Jim Crane, founder and former CEO of Eagle Global Logistics, has assembled an executive team and will launch Crane Worldwide Logistics beginning in mid to late August.

Joining Crane, who will be chairman of the new freight forwarding firm based in Houston, will be John Magee as CEO and Keith Winters as chief operating officer. Magee said, “During the past 12 months that EGL/Ceva mandated that I not compete in the logistics industry, we have been able to research acquisitions of some of the most effective supply chain companies in the industry.”

Crane Worldwide Logistics will ultimately operate globally with company-owned operations in more than 40 countries, said the announcement. The company expects to have 4,000 employees worldwide over the next five to seven years and also expects to generate over $1 billion in revenue in that period.

Crane and a team of senior executives led an unsuccessful bid to acquire EGL in 2007. Along with General Atlantic LLC, the group offered $1.2 billion, at the time a 21% premium over the December 26, 2006 closing price for EGL stock. Revenues reported for the year prior to the buyout offer were $3.1 billion.

General Atlantic withdrew its participation in the buyout “due to an expected shortfall in EGL's fourth quarter 2006 results.” At the time, Crane announced to Eagle's board that he would pursue other equity sources and mount a revised offer.
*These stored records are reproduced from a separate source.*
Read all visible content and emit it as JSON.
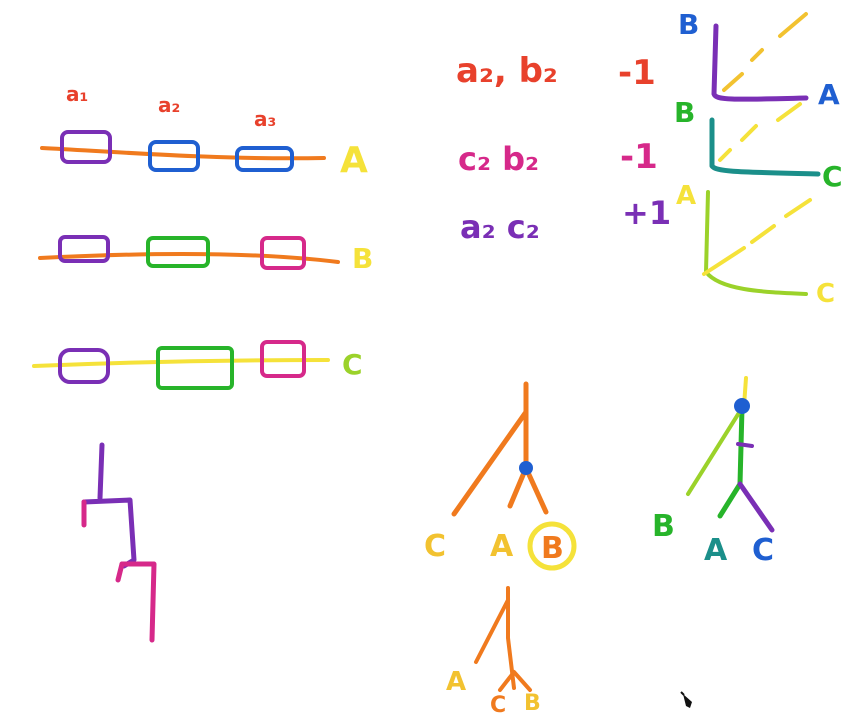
{
  "colors": {
    "orange": "#f07a1e",
    "red": "#e8412c",
    "yellow": "#f5e23a",
    "gold": "#f2c230",
    "purple": "#7a2fb5",
    "blue": "#1f5fd1",
    "green": "#27b42a",
    "lime": "#9bd22a",
    "teal": "#1b8f8a",
    "magenta": "#d6298a"
  },
  "alignment": {
    "column_labels": [
      "a₁",
      "a₂",
      "a₃"
    ],
    "sequence_labels": [
      "A",
      "B",
      "C"
    ]
  },
  "pairs": [
    {
      "pair": "a₂, b₂",
      "score": "-1"
    },
    {
      "pair": "c₂   b₂",
      "score": "-1"
    },
    {
      "pair": "a₂   c₂",
      "score": "+1"
    }
  ],
  "dotplots": [
    {
      "y_label": "B",
      "x_label": "A"
    },
    {
      "y_label": "B",
      "x_label": "C"
    },
    {
      "y_label": "A",
      "x_label": "C"
    }
  ],
  "trees": {
    "tree1_leaves": [
      "C",
      "A",
      "B"
    ],
    "tree2_leaves": [
      "B",
      "A",
      "C"
    ],
    "tree3_leaves": [
      "A",
      "C",
      "B"
    ]
  }
}
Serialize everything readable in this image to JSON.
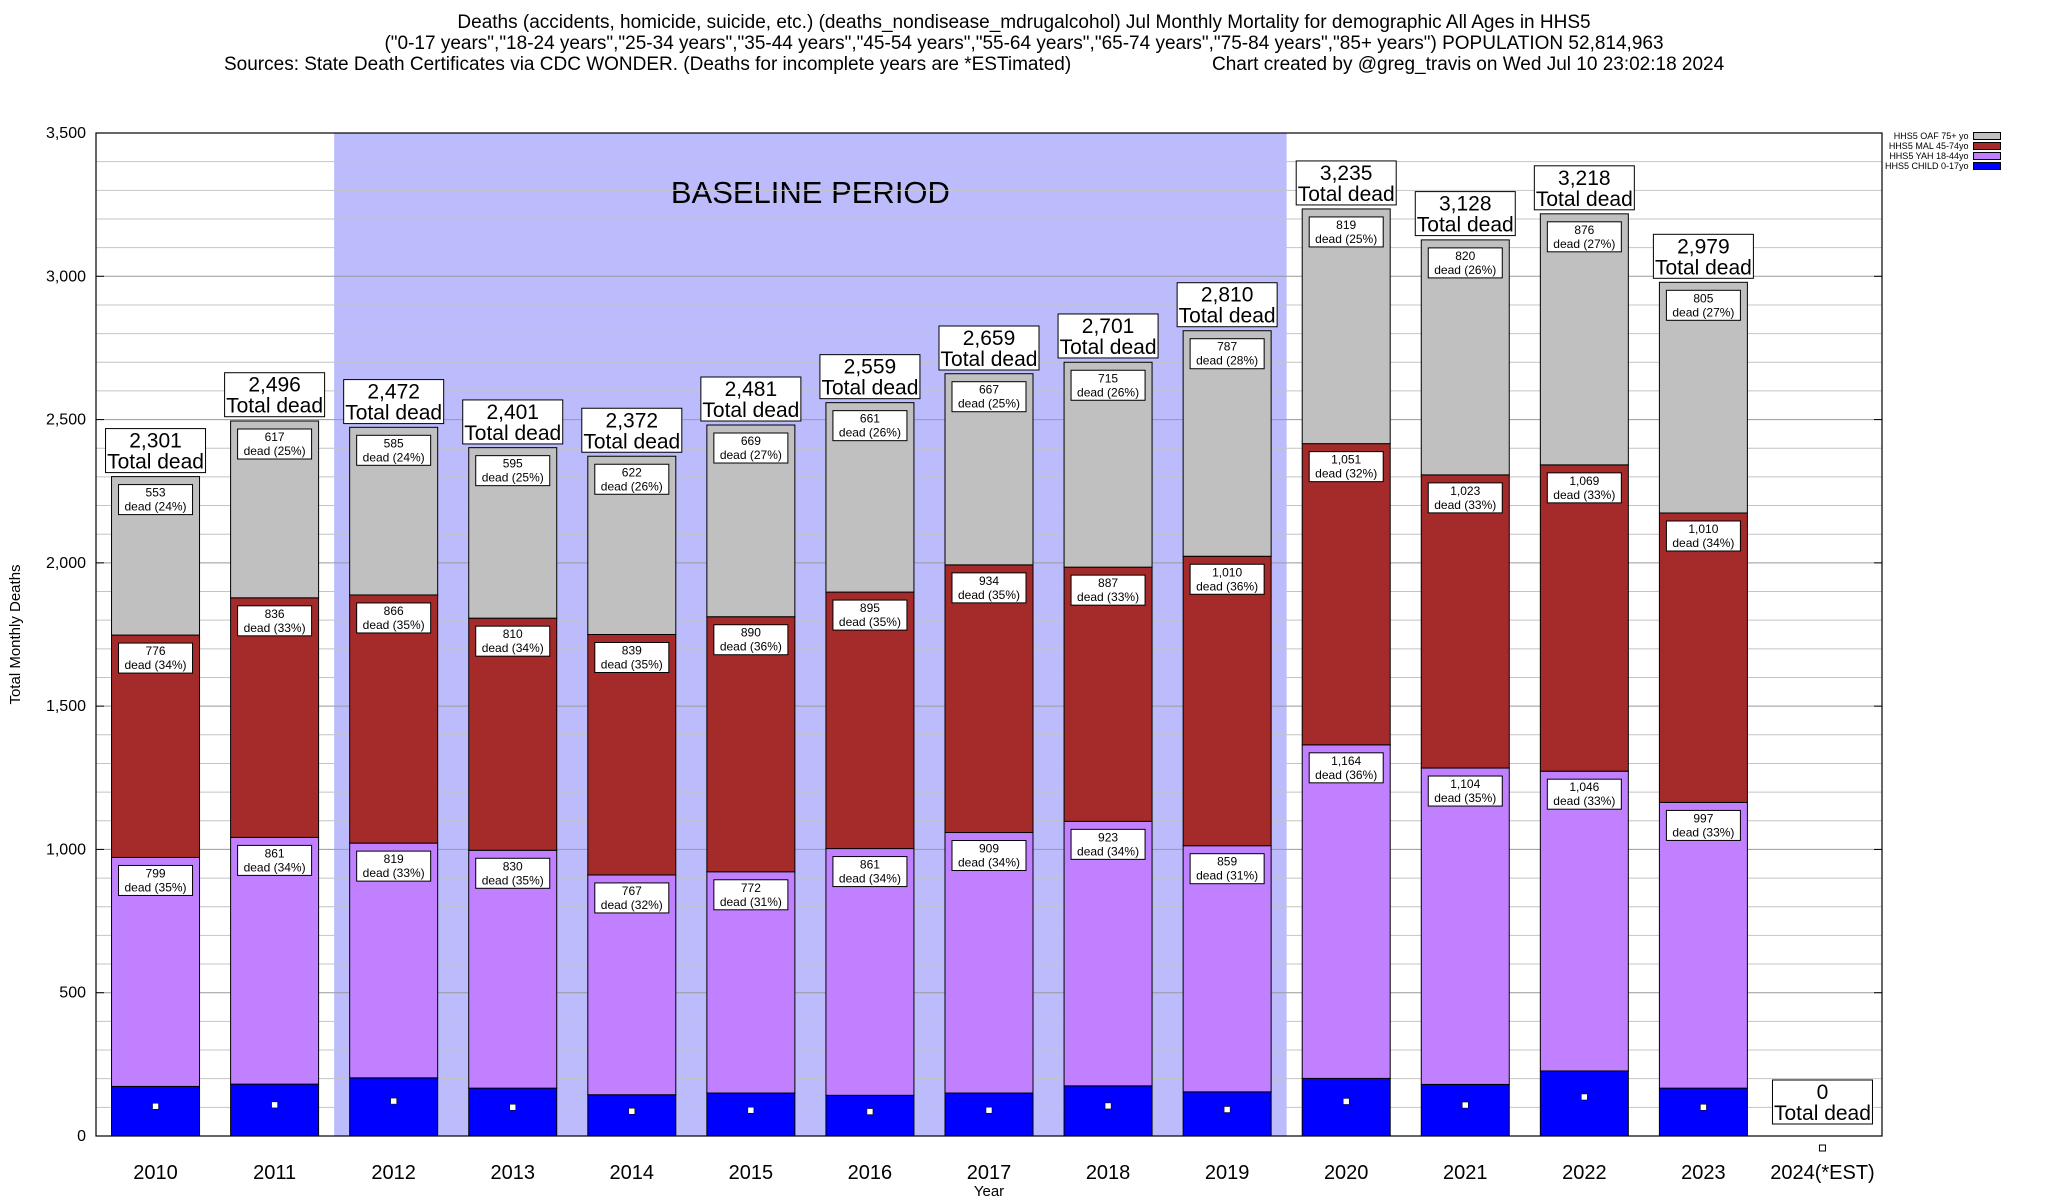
{
  "chart_data": {
    "type": "bar",
    "stacked": true,
    "title_lines": [
      "Deaths (accidents, homicide, suicide, etc.) (deaths_nondisease_mdrugalcohol) Jul Monthly Mortality for demographic All Ages in HHS5",
      "(\"0-17 years\",\"18-24 years\",\"25-34 years\",\"35-44 years\",\"45-54 years\",\"55-64 years\",\"65-74 years\",\"75-84 years\",\"85+ years\") POPULATION 52,814,963"
    ],
    "sources_text": "Sources: State Death Certificates via CDC WONDER. (Deaths for incomplete years are *ESTimated)",
    "created_text": "Chart created by @greg_travis on Wed Jul 10 23:02:18 2024",
    "xlabel": "Year",
    "ylabel": "Total Monthly Deaths",
    "ylim": [
      0,
      3500
    ],
    "y_ticks": [
      0,
      500,
      1000,
      1500,
      2000,
      2500,
      3000,
      3500
    ],
    "y_tick_labels": [
      "0",
      "500",
      "1,000",
      "1,500",
      "2,000",
      "2,500",
      "3,000",
      "3,500"
    ],
    "grid": "horizontal",
    "legend_position": "top-right",
    "baseline_label": "BASELINE PERIOD",
    "baseline_range": [
      "2012",
      "2019"
    ],
    "baseline_color": "#bcbcfc",
    "total_suffix": "Total dead",
    "categories": [
      "2010",
      "2011",
      "2012",
      "2013",
      "2014",
      "2015",
      "2016",
      "2017",
      "2018",
      "2019",
      "2020",
      "2021",
      "2022",
      "2023",
      "2024(*EST)"
    ],
    "totals": [
      2301,
      2496,
      2472,
      2401,
      2372,
      2481,
      2559,
      2659,
      2701,
      2810,
      3235,
      3128,
      3218,
      2979,
      0
    ],
    "total_labels": [
      "2,301",
      "2,496",
      "2,472",
      "2,401",
      "2,372",
      "2,481",
      "2,559",
      "2,659",
      "2,701",
      "2,810",
      "3,235",
      "3,128",
      "3,218",
      "2,979",
      "0"
    ],
    "series": [
      {
        "name": "HHS5 CHILD 0-17yo",
        "color": "#0000ff",
        "values": [
          173,
          181,
          203,
          167,
          144,
          150,
          142,
          150,
          175,
          154,
          201,
          180,
          227,
          167,
          0
        ]
      },
      {
        "name": "HHS5 YAH 18-44yo",
        "color": "#c080ff",
        "values": [
          799,
          861,
          819,
          830,
          767,
          772,
          861,
          909,
          923,
          859,
          1164,
          1104,
          1046,
          997,
          0
        ],
        "labels": [
          "799",
          "861",
          "819",
          "830",
          "767",
          "772",
          "861",
          "909",
          "923",
          "859",
          "1,164",
          "1,104",
          "1,046",
          "997",
          ""
        ],
        "pcts": [
          "35%",
          "34%",
          "33%",
          "35%",
          "32%",
          "31%",
          "34%",
          "34%",
          "34%",
          "31%",
          "36%",
          "35%",
          "33%",
          "33%",
          ""
        ]
      },
      {
        "name": "HHS5 MAL 45-74yo",
        "color": "#a52a2a",
        "values": [
          776,
          836,
          866,
          810,
          839,
          890,
          895,
          934,
          887,
          1010,
          1051,
          1023,
          1069,
          1010,
          0
        ],
        "labels": [
          "776",
          "836",
          "866",
          "810",
          "839",
          "890",
          "895",
          "934",
          "887",
          "1,010",
          "1,051",
          "1,023",
          "1,069",
          "1,010",
          ""
        ],
        "pcts": [
          "34%",
          "33%",
          "35%",
          "34%",
          "35%",
          "36%",
          "35%",
          "35%",
          "33%",
          "36%",
          "32%",
          "33%",
          "33%",
          "34%",
          ""
        ]
      },
      {
        "name": "HHS5 OAF 75+ yo",
        "color": "#c0c0c0",
        "values": [
          553,
          617,
          585,
          595,
          622,
          669,
          661,
          667,
          715,
          787,
          819,
          820,
          876,
          805,
          0
        ],
        "labels": [
          "553",
          "617",
          "585",
          "595",
          "622",
          "669",
          "661",
          "667",
          "715",
          "787",
          "819",
          "820",
          "876",
          "805",
          ""
        ],
        "pcts": [
          "24%",
          "25%",
          "24%",
          "25%",
          "26%",
          "27%",
          "26%",
          "25%",
          "26%",
          "28%",
          "25%",
          "26%",
          "27%",
          "27%",
          ""
        ]
      }
    ]
  }
}
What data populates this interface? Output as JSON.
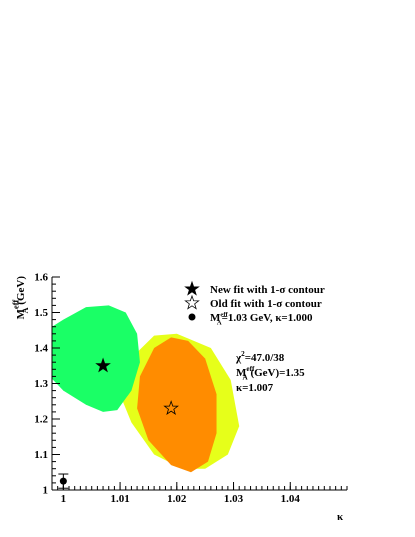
{
  "chart_data": {
    "type": "contour-fit",
    "x_label": "κ",
    "y_label": [
      {
        "t": "M"
      },
      {
        "t": "eff",
        "sup": true
      },
      {
        "t": "A",
        "sub": true
      },
      {
        "t": " (GeV)"
      }
    ],
    "xlim": [
      0.998,
      1.05
    ],
    "ylim": [
      1,
      1.6
    ],
    "xticks": [
      1,
      1.01,
      1.02,
      1.03,
      1.04
    ],
    "yticks": [
      1,
      1.1,
      1.2,
      1.3,
      1.4,
      1.5,
      1.6
    ],
    "contours": [
      {
        "color": "#e6ff1a",
        "x": [
          1.0125,
          1.016,
          1.02,
          1.026,
          1.0295,
          1.031,
          1.029,
          1.025,
          1.021,
          1.016,
          1.012,
          1.0097,
          1.0105
        ],
        "y": [
          1.38,
          1.435,
          1.44,
          1.4,
          1.31,
          1.18,
          1.1,
          1.06,
          1.06,
          1.1,
          1.19,
          1.28,
          1.34
        ]
      },
      {
        "color": "#1aff66",
        "x": [
          0.996,
          1.0,
          1.004,
          1.008,
          1.011,
          1.013,
          1.0135,
          1.012,
          1.0095,
          1.007,
          1.004,
          1.0,
          0.997
        ],
        "y": [
          1.44,
          1.48,
          1.515,
          1.52,
          1.5,
          1.44,
          1.36,
          1.28,
          1.225,
          1.22,
          1.24,
          1.28,
          1.33
        ]
      },
      {
        "color": "#ff8c00",
        "x": [
          1.0135,
          1.016,
          1.019,
          1.022,
          1.025,
          1.027,
          1.027,
          1.0255,
          1.0225,
          1.019,
          1.015,
          1.013
        ],
        "y": [
          1.32,
          1.4,
          1.43,
          1.42,
          1.37,
          1.27,
          1.16,
          1.08,
          1.05,
          1.07,
          1.14,
          1.23
        ]
      }
    ],
    "series": [
      {
        "name": "New fit with 1-σ contour",
        "marker": "star-filled",
        "x": [
          1.007
        ],
        "values": [
          1.35
        ]
      },
      {
        "name": "Old fit with 1-σ contour",
        "marker": "star-open",
        "x": [
          1.019
        ],
        "values": [
          1.23
        ]
      },
      {
        "name": [
          {
            "t": "M"
          },
          {
            "t": "eff",
            "sup": true
          },
          {
            "t": "A",
            "sub": true
          },
          {
            "t": "=1.03 GeV, κ=1.000"
          }
        ],
        "marker": "dot",
        "x": [
          1
        ],
        "values": [
          1.025
        ],
        "errors": [
          0.02
        ]
      }
    ],
    "annotations": [
      [
        {
          "t": "χ"
        },
        {
          "t": "2",
          "sup": true
        },
        {
          "t": "=47.0/38"
        }
      ],
      [
        {
          "t": "M"
        },
        {
          "t": "eff",
          "sup": true
        },
        {
          "t": "A",
          "sub": true
        },
        {
          "t": " (GeV)=1.35"
        }
      ],
      [
        {
          "t": "κ=1.007"
        }
      ]
    ]
  }
}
Ceva Logistics, itself owned by an equity firm Apollo Management after its sale by TNT, mounted a successful bid for EGL, completing the $2 billion acquisition on August 2, 2007.

Reporting financial results later that year, John Pattullo, CEO, noted, “We are a new company comprised of former TNT Logistics and EGL and we already behave as a single, integrated entity."

The company reported EGL revenues of €1,962 million for the nine months ended September 30, 2007, up 4.9% over the prior year period. In a presentation later that year, Pattullo described Ceva's presence in Europe, the Americas and the Asia Pacific, saying revenues of roughly €6 billion (nearly $8 billion) were divided between the regions as 48% from Europe, 32% from the Americas and 20% from Asia Pacific.

In 2008, Ceva reported its first full-year results. Pro forma earnings for 2007, before interest, taxes, depreciation and amortization, were €284.8 million ($419 million). Though the EGL merger had not been completed until late in 2007, the company estimated that if it had occurred on January 1, 2006, the comparable earnings would have been €182.5 million. On that basis, Ceva estimated 2007 revenues increased 4.5%. Pattullo said the merger of Ceva's contact logistics and EGL's freight management operations was a key driver in its financial results.